Niech to szlag – pomyślał w duszy Brann i brutalnie zaatakował jej wargi swoimi.      Cały czas ściskając nadgarstki Catriony za jej plecami, miażdżył swoimi twardymi ustami jej usta. Karał ją za to, co chciała zrobić i za to, że nie mógł się jej oprzeć. Gniótł kobiece wargi, sprawiając ból. Chciał, by bolało, chciał, by się bała, chciał jej dać nauczkę. I, o Boże, chciał o wiele, wiele więcej!
     Catriona walczyła, próbowała odwracać twarz, ale jego usta na to nie pozwalały, trzymały ją w swej słodko-gorzkiej niewoli.  
     Brann nie pomyślał, że i on w pewnym momencie straci panowanie nad sobą, że rozpalone zmysły i pożądanie niczym potężny sztorm zawładną jego ciałem. Nic już nie było ważne, poza tą małą dzikuską, która mężnie stawiała mu czoła, chociaż wiedziała, z kim zadziera.
     Gdy złość minęła, a namiętność wzięła górę nad rozumem, jego usta złagodniały, stały się miękkie, uwodzicielskie. Językiem bardzo powoli i niezwykle czule rozchylał wilgotne kobiece wargi. Gdy w końcu wsunął go do pełnego żaru środka, obojgu wyrwało się westchnienie. Nóż wyleciał z bezwładnych rąk Catriony, ale żadne z nich nie zwróciło na to uwagi. Zajęci tylko sobą i oszałamiającymi doznaniami, które niosły ich do niebiańskiej krainy przyjemności, zapomnieli o całym świecie. Byli tylko oni i ten rozkoszny płomień, któremu się poddali.

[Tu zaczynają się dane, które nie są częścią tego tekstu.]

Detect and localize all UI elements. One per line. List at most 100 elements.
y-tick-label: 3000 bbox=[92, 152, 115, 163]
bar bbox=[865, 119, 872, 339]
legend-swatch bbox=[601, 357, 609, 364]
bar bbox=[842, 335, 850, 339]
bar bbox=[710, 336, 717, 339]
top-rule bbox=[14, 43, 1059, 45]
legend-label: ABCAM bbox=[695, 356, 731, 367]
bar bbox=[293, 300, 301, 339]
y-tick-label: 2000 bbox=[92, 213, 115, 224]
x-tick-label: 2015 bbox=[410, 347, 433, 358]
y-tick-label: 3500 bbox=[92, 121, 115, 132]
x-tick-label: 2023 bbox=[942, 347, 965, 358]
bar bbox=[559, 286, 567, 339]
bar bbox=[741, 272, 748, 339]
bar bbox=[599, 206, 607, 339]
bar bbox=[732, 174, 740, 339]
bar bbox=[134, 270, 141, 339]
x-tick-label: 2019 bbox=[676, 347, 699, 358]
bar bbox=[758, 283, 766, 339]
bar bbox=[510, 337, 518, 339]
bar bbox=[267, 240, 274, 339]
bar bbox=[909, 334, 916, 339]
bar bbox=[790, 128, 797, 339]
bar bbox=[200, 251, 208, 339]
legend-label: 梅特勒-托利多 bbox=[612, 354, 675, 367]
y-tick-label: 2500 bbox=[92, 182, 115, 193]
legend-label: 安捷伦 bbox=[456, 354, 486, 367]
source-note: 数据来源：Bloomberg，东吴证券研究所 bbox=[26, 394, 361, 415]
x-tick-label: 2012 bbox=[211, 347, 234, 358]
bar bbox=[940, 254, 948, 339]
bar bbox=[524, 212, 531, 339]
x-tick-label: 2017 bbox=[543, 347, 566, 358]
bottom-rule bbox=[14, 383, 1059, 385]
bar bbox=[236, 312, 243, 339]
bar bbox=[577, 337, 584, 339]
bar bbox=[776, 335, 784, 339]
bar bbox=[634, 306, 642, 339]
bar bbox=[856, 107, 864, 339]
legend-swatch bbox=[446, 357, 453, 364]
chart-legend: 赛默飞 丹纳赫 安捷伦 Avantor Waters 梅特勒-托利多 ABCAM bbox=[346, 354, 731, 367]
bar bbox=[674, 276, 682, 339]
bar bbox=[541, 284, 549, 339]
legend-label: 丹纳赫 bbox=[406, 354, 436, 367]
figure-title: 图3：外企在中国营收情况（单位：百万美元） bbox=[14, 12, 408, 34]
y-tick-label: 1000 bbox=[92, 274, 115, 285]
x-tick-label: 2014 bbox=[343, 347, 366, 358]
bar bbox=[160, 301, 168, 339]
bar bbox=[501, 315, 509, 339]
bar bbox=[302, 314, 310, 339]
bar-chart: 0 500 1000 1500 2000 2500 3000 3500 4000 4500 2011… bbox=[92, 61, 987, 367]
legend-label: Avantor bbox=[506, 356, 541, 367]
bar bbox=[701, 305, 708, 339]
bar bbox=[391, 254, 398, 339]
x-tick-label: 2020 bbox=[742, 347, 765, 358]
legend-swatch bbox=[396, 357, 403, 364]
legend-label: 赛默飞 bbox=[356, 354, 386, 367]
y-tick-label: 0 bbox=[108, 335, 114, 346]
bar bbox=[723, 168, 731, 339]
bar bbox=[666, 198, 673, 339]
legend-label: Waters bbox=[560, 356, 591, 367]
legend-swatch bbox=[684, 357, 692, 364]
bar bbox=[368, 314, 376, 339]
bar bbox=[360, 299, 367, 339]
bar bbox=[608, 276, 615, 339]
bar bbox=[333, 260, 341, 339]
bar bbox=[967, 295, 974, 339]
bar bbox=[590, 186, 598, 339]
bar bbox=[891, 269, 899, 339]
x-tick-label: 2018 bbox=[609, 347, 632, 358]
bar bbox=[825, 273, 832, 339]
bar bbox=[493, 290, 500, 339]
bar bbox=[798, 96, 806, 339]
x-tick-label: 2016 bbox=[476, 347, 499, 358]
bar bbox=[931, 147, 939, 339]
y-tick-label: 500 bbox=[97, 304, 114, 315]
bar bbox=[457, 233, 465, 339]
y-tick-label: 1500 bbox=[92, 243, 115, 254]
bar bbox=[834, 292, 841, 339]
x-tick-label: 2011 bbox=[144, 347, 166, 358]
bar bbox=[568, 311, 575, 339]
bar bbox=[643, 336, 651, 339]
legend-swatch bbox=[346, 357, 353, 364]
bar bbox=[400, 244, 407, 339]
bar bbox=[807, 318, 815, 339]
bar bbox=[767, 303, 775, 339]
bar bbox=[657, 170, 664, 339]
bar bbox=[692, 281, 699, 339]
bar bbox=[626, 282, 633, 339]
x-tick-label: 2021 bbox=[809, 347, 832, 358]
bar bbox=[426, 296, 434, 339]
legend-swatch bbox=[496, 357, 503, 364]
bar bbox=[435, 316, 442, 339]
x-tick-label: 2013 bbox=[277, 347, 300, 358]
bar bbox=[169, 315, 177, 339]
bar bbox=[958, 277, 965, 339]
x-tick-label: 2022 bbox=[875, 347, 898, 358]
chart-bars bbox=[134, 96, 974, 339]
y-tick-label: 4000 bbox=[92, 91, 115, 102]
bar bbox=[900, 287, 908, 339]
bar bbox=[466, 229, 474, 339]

     Brann smakował gorące wnętrze Catriony, pochłaniał ciche, kobiece pojękiwania, upajał się jej czarodziejskim językiem, który niewinnie i delikatnie odpowiadał na ruch jego natarczywego, niecierpliwego języka. Raz po raz erotyczne dreszcze wstrząsały ich ciałami, ale Krukowi wciąż było mało, jego doświadczone usta sprawiały, że Catriona miała wrażenie, że unosi się wysoko nad ziemią. Nigdy nie czuła czegoś tak wstrząsająco ekscytującego. Podczas tego zniewalającego pocałunku cały jej świat zatrząsł się w posadach. Kobiece ciało otwierało się na całującego ją mężczyznę. Sutki stwardniały, a miejsce u szczytu ud zaczęło przedziwnie pulsować, powodując rozkoszny ból i tęsknotę za czymś, czego nie potrafiła nazwać.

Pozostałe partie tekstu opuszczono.